Le Racing 92 a infligé un coup d’arrêt majeur à Clermont lors de la 25e journée de Top 14 en s’imposant largement au Michelin, 41-13, avec le bonus offensif. Cette victoire place les Franciliens en position favorable dans la course aux phases finales.
À l’inverse, l’ASM, déjà battue la semaine précédente à Pau, a probablement compromis ses derniers espoirs de qualification avec cette deuxième défaite consécutive. Le club clermontois glisse à la huitième place et ne maîtrise plus son destin.
Au coup de sifflet final, Christophe Urios affichait une grande déception. Le manager clermontois peinait à expliquer l’effondrement de son équipe dans ce rendez-vous crucial. « Ce n’est pas du tout la soirée à laquelle on s’attendait, je suis très triste et je n’arrive pas à comprendre comment on a pu exploser comme cela… » a-t-il confié.
Il a surtout regretté l’incapacité des siens à répondre au défi physique imposé par le Racing : « On n’a pas été à la hauteur en souffrant face au physique du Racing. En seconde période on n’a pas trouvé cette énergie positive et le liant collectif pour renverser le match. Je ne comprends pas pourquoi on s’est comportés ainsi. »

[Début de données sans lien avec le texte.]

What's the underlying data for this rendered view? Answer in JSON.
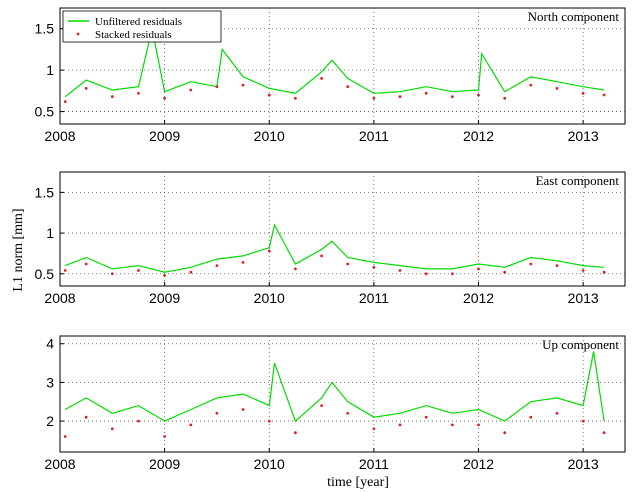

À l’inverse, Patrice Collazo savourait pleinement la performance de son équipe. Conscient de l’enjeu de ce déplacement à Clermont dans la lutte pour le Top 6, le manager francilien a insisté sur la simplicité avec laquelle ses joueurs ont répondu à un défi complexe. « On a su répondre à un problème complexe ce soir, venir à Clermont n’est jamais simple, mais on voulait être compétitifs pour ne pas dépendre des autres sur la dernière journée. »
Pour celui qui a également dirigé Toulon, la clé se trouvait dans la cohésion collective : « Et à un problème complexe il fallait répondre par des choses simples, en équipe. »
Dès le début de la rencontre, le Racing a pris le contrôle grâce à un réalisme impressionnant. Josua Tuisova, Max Spring, Shingi Manyarara et Maxime Baudonne ont permis aux visiteurs de mener 26-13 à la pause. Clermont avait pourtant brièvement pris l’avantage grâce à un essai d’Alivereti Raka, mais les maladresses auvergnates face à un Racing clinique ont rapidement fait basculer le match. L’exclusion temporaire de Baptiste Jauneau en deuxième période a encore alourdi le handicap des locaux.
Le Racing a définitivement scellé son succès avec des essais de Diego Escobar puis Wame Naituvi. Cette démonstration a profondément ému Patrice Collazo : « Franchement j’ai beaucoup d’émotion, car je leur avais demandé avant le match s’ils étaient fiers d’appartenir à ce club, de jouer pour le mec d’à côté, et que moi j’étais fier de les entraîner. »
Le manager a aussi salué la résilience de son groupe face aux difficultés accumulées cette saison : « On a pris beaucoup de portes dans la gueule cette saison mais c’est ce qui nous a peut-être aidés à sortir cette performance ce soir. »
Enfin, il a conclu en soulignant la détermination collective pour la suite : « Notre mission est toujours la même, mais avec ce résultat, les choses sont claires pour la semaine prochaine. Ce groupe a besoin d’être challengé, d’être sous pression. On savait que les collisions seraient la clé, Christophe Urios l’avait d’ailleurs dit, et en cela les joueurs ont répondu présent. Toute la semaine on a senti que le groupe était connecté, et qu’il serait compliqué à jouer. »
À une journée de la fin de la phase régulière, le Racing 92 a donc pris une sérieuse option sur les phases finales, tandis que Clermont devra réaliser un exploit à Bordeaux et espérer des résultats favorables ailleurs pour poursuivre sa route dans ce Top 14.